Figure 3. Dibé: a) panoramic view of the Seru lowlands; b) Dibé limestone wall as viewed from the main rockshelter; c) rock art in the main rockshelter (note the dripstone superimposing the paintings); d) surface-scattered artefacts and fossils; e–f) prismatic blade and discoid from the Dibé main rockshelter (photographs by Yonatan Sahle).
The closely studied Dibé rockshelter faces south-west, with the current dripline measuring only a maximum of 4m from the back wall, thus preserving a rather small part of the ancient living floor (Figure 3b–c). The density of eroded artefacts and the proximity of the fronting terrace and shelter talus (an accumulation of debris extending outwards from the dripline) to the wadi added a sense of urgency to the closer examination of this rockshelter. Particularly interesting is a surface scatter of prismatic blades, discoidal cores, a Levallois point, several backed microliths, and pieces exhibiting the micro-burin technique (Figure 3d–f). Adherent carbonate matrix on most of the exposed lithic and faunal pieces not only attested to the recent erosion of these, but also to the excavation potential in a setting devoid of ‘Neolithic’ finds, such as potsherds.
Finds from a 67m2 surface were collected from gridded units and bagged separately. Based on artefact density, clinging matrix and suitability for excavation, a 2 × 1m area was test-excavated near the back wall in the northern corner of the shelter. Excavation followed a combination of natural and artificial stratigraphy, so that spits normally followed the natural change in sediment type, with an artificial 0.1m break where no such change was noticed. The squares were excavated to a maximum depth of 0.75m below datum. The test excavation did not reach bedrock. Ensuing field seasons will expand excavations both laterally and vertically.

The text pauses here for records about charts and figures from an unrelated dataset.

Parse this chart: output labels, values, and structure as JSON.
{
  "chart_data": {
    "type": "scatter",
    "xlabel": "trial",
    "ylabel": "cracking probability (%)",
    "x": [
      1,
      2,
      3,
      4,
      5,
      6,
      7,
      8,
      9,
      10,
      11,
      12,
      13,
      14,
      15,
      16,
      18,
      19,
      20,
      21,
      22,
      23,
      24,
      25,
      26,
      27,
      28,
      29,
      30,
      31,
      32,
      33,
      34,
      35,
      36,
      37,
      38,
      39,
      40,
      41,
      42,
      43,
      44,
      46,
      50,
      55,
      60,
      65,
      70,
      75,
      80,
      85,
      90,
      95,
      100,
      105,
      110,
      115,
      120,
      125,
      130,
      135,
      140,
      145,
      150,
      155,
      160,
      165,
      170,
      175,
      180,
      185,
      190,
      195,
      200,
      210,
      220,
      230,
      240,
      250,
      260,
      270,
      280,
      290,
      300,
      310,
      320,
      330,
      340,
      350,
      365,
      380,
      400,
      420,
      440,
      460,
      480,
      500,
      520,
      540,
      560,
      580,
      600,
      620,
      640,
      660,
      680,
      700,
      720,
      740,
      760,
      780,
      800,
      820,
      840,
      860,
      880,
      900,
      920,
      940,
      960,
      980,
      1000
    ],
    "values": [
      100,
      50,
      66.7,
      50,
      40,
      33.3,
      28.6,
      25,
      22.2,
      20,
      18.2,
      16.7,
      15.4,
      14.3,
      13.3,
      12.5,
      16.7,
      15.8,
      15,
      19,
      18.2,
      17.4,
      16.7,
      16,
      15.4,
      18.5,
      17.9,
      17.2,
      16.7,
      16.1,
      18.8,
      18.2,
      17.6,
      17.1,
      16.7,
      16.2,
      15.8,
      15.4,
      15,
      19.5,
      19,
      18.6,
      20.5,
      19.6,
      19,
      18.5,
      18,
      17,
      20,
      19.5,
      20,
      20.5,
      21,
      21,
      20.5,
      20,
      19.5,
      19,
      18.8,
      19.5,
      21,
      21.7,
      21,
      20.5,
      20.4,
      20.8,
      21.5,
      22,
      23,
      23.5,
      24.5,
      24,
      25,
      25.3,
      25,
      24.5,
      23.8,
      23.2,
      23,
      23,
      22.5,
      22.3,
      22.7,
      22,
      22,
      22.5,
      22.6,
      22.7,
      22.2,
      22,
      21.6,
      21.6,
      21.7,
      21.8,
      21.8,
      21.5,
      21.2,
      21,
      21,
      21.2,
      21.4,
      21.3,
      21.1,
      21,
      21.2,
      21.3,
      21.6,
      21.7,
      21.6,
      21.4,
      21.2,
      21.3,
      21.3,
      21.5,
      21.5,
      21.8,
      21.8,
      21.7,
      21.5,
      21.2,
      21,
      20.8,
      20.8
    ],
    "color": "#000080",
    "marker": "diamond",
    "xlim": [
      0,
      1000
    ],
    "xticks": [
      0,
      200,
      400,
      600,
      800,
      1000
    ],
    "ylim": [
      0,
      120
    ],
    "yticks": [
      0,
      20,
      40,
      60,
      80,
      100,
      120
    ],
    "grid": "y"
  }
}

A total of 5285 artefacts were collected from the ground's surface, and 1885 were excavated from Dibé. Lithic raw materials are dominated by chert, whereas other raw materials include obsidian, basalt and quartz. Detailed examination of the archaeological materials as well as radiocarbon dating of the sequence are currently underway. All archaeological remains are housed in the National Museum of Ethiopia, Addis Ababa.

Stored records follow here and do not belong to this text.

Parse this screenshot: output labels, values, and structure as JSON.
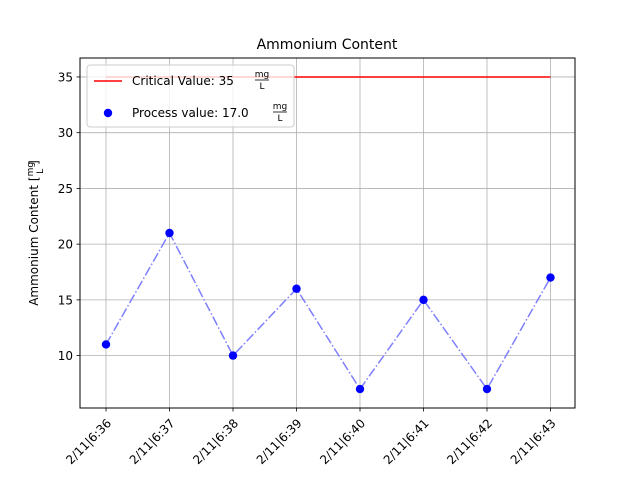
{
  "chart_data": {
    "type": "line",
    "title": "Ammonium Content",
    "xlabel": "",
    "ylabel": "Ammonium Content",
    "ylabel_unit_num": "mg",
    "ylabel_unit_den": "L",
    "categories": [
      "2/11|6:36",
      "2/11|6:37",
      "2/11|6:38",
      "2/11|6:39",
      "2/11|6:40",
      "2/11|6:41",
      "2/11|6:42",
      "2/11|6:43"
    ],
    "ylim": [
      5.3,
      36.7
    ],
    "yticks": [
      10,
      15,
      20,
      25,
      30,
      35
    ],
    "grid": true,
    "legend_position": "top-left",
    "series": [
      {
        "name": "Process value",
        "legend_label": "Process value: 17.0",
        "unit_num": "mg",
        "unit_den": "L",
        "values": [
          11,
          21,
          10,
          16,
          7,
          15,
          7,
          17
        ],
        "marker_color": "#0000ff",
        "line_color": "#7f7fff",
        "line_style": "dash-dot"
      },
      {
        "name": "Critical Value",
        "legend_label": "Critical Value: 35",
        "unit_num": "mg",
        "unit_den": "L",
        "values": [
          35,
          35,
          35,
          35,
          35,
          35,
          35,
          35
        ],
        "line_color": "#ff0000",
        "line_style": "solid"
      }
    ]
  }
}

The Dibé rock art (Figure 3c) represents yet another unique aspect that has added to the prioritisation of archaeological excavations and chronological work there. Interestingly, the Dibé rock paintings lack the stylised or naturalistic bovine depictions common elsewhere in the country—where horns, humps or udders are often exaggerated (Brandt & Carder 1987). The earliest rock paintings from Ethiopia are estimated to date to the Mid-Holocene arid phases (which started c. 6000 years BP), based on stylistic and thematic attributes. Our initial stylistic comparisons suggest that anthropomorphic, animal and possibly hunting and/or herding depictions at the Dibé rockshelter show salient features that contrast those known from across the Horn of Africa. Ongoing studies of thematic, chronological and other aspects of the Dibé rockshelter paintings are expected to provide interesting information. If current attempts to date the Dibé figurative art directly using U-series methods on calcite samples superimposing the pigment layer succeed, they will add to a very limited number of securely dated examples on the African continent (Richter & Vogelsang 2008; Bonneau et al. 2017). Considering the proximity of the surveyed areas to karst systems with detailed palaeoclimatic data (Asrat et al. 2018), the launching of such a long-term archaeological research programme in this region promises a wealth of information.